In this technological age, everyone has heard of the internet…even those who don’t know how to use it. It is thought to be the most advanced way to access information, and that is true. People don’t have to even leave their homes to have access to information, products, email, or media…even social media. It was an amazing invention, and some might say it was a time hog. It was the invention of all time, but…it wasn’t the first of it’s kind.

On October 29, 1969, the Advanced Research Projects Agency Network (ARPANET) an early packet-switching network and the first network to implement the TCP/IP protocol suite was presented. Both of those technologies became the technical foundation of the Internet. The ARPANET was initially founded by the Advanced Research Projects Agency (ARPA) of the United States Department of Defense. It seems fitting to me that the Department of Defense would be the first ones to access such instantaneous information sources. Many people and even government agencies might have thought that the average person had no need to be able to access such information, but that would be wrong. Now it’s vital.

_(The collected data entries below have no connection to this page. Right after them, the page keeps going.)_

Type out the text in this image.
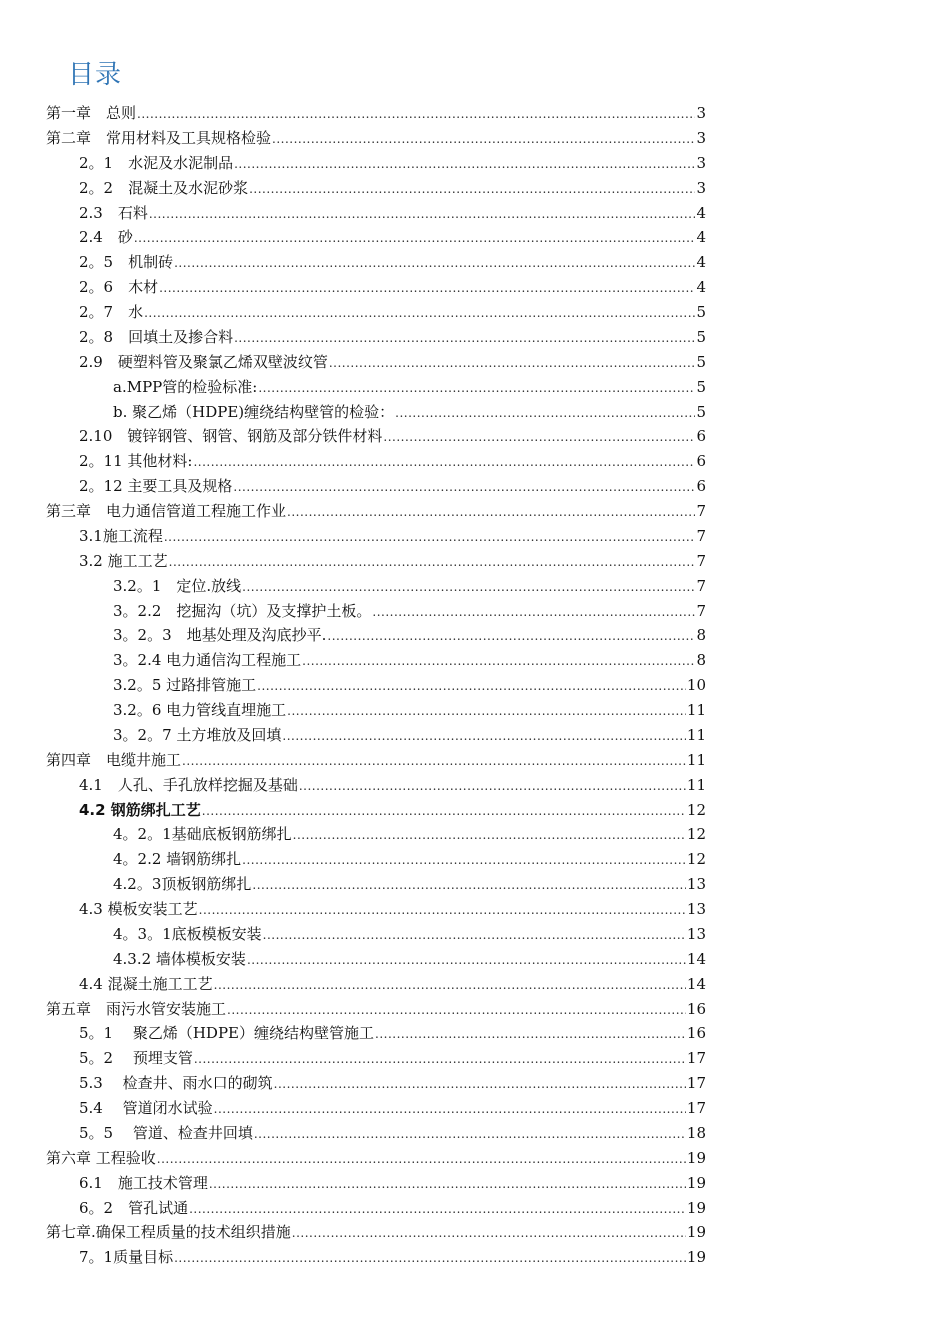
目录
第一章　总则 .....	3
第二章　常用材料及工具规格检验 .....	3
2。1　水泥及水泥制品 .....	3
2。2　混凝土及水泥砂浆 .....	3
2.3　石料 .....	4
2.4　砂 .....	4
2。5　机制砖 .....	4
2。6　木材 .....	4
2。7　水 .....	5
2。8　回填土及掺合料 .....	5
2.9　硬塑料管及聚氯乙烯双壁波纹管 .....	5
a.MPP管的检验标准: .....	5
b. 聚乙烯（HDPE)缠绕结构壁管的检验： .....	5
2.10　镀锌钢管、钢管、钢筋及部分铁件材料 .....	6
2。11 其他材料: .....	6
2。12 主要工具及规格 .....	6
第三章　电力通信管道工程施工作业 .....	7
3.1施工流程 .....	7
3.2 施工工艺 .....	7
3.2。1　定位.放线 .....	7
3。2.2　挖掘沟（坑）及支撑护土板。 .....	7
3。2。3　地基处理及沟底抄平. .....	8
3。2.4 电力通信沟工程施工 .....	8
3.2。5 过路排管施工 .....	10
3.2。6 电力管线直埋施工 .....	11
3。2。7 土方堆放及回填 .....	11
第四章　电缆井施工 .....	11
4.1　人孔、手孔放样挖掘及基础 .....	11
4.2 钢筋绑扎工艺 .....	12
4。2。1基础底板钢筋绑扎 .....	12
4。2.2 墙钢筋绑扎 .....	12
4.2。3顶板钢筋绑扎 .....	13
4.3 模板安装工艺 .....	13
4。3。1底板模板安装 .....	13
4.3.2 墙体模板安装 .....	14
4.4 混凝土施工工艺 .....	14
第五章　雨污水管安装施工 .....	16
5。1　 聚乙烯（HDPE）缠绕结构壁管施工 .....	16
5。2　 预埋支管 .....	17
5.3　 检查井、雨水口的砌筑 .....	17
5.4　 管道闭水试验 .....	17
5。5　 管道、检查井回填 .....	18
第六章 工程验收 .....	19
6.1　施工技术管理 .....	19
6。2　管孔试通 .....	19
第七章.确保工程质量的技术组织措施 .....	19
7。1质量目标 .....	19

Paul Baran, Donald Davies, Leonard Kleinrock, and Lawrence Roberts came up with the concepts, and designed the packet-switching methodology employed in the ARPANET. The TCP/IP communications protocols were developed for the ARPANET by Robert Kahn and Vint Cerf. They also incorporated concepts from the French CYCLADES project directed by Louis Pouzin. As the network development progressed, protocols for internetworking were developed by which multiple separate networks could be joined into a network of networks. Access to the ARPANET was expanded in 1981, when the National Science Foundation (NSF) funded the Computer Science Network (CSNET). In 1982, the Internet protocol suite (TCP/IP) was introduced as the standard networking software stack in the ARPANET. In the early 1980s, the NSF funded the establishment of national supercomputing centers at several universities, and provided network access and network interconnectivity with the NSFNET project in 1986. The ARPANET project was formally decommissioned in 1990, after partnerships with the telecommunication industry paved the way of future commercialization of a new world-wide network…the Internet.

I’m sure that, like the pre-windows DOS program, the ARPANET was quite a bit more primitive. Still, it was an amazing thing to be able to connect with people who were a good distance away from you, and pass data along to them. Of course, the only ones who had access were those in the network, but then when you think about it, if you don’t have internet access, you are out of the loop too, so I guess it is no different really. Most of us thought that the internet was a unique invention, but in reality, it was second in line.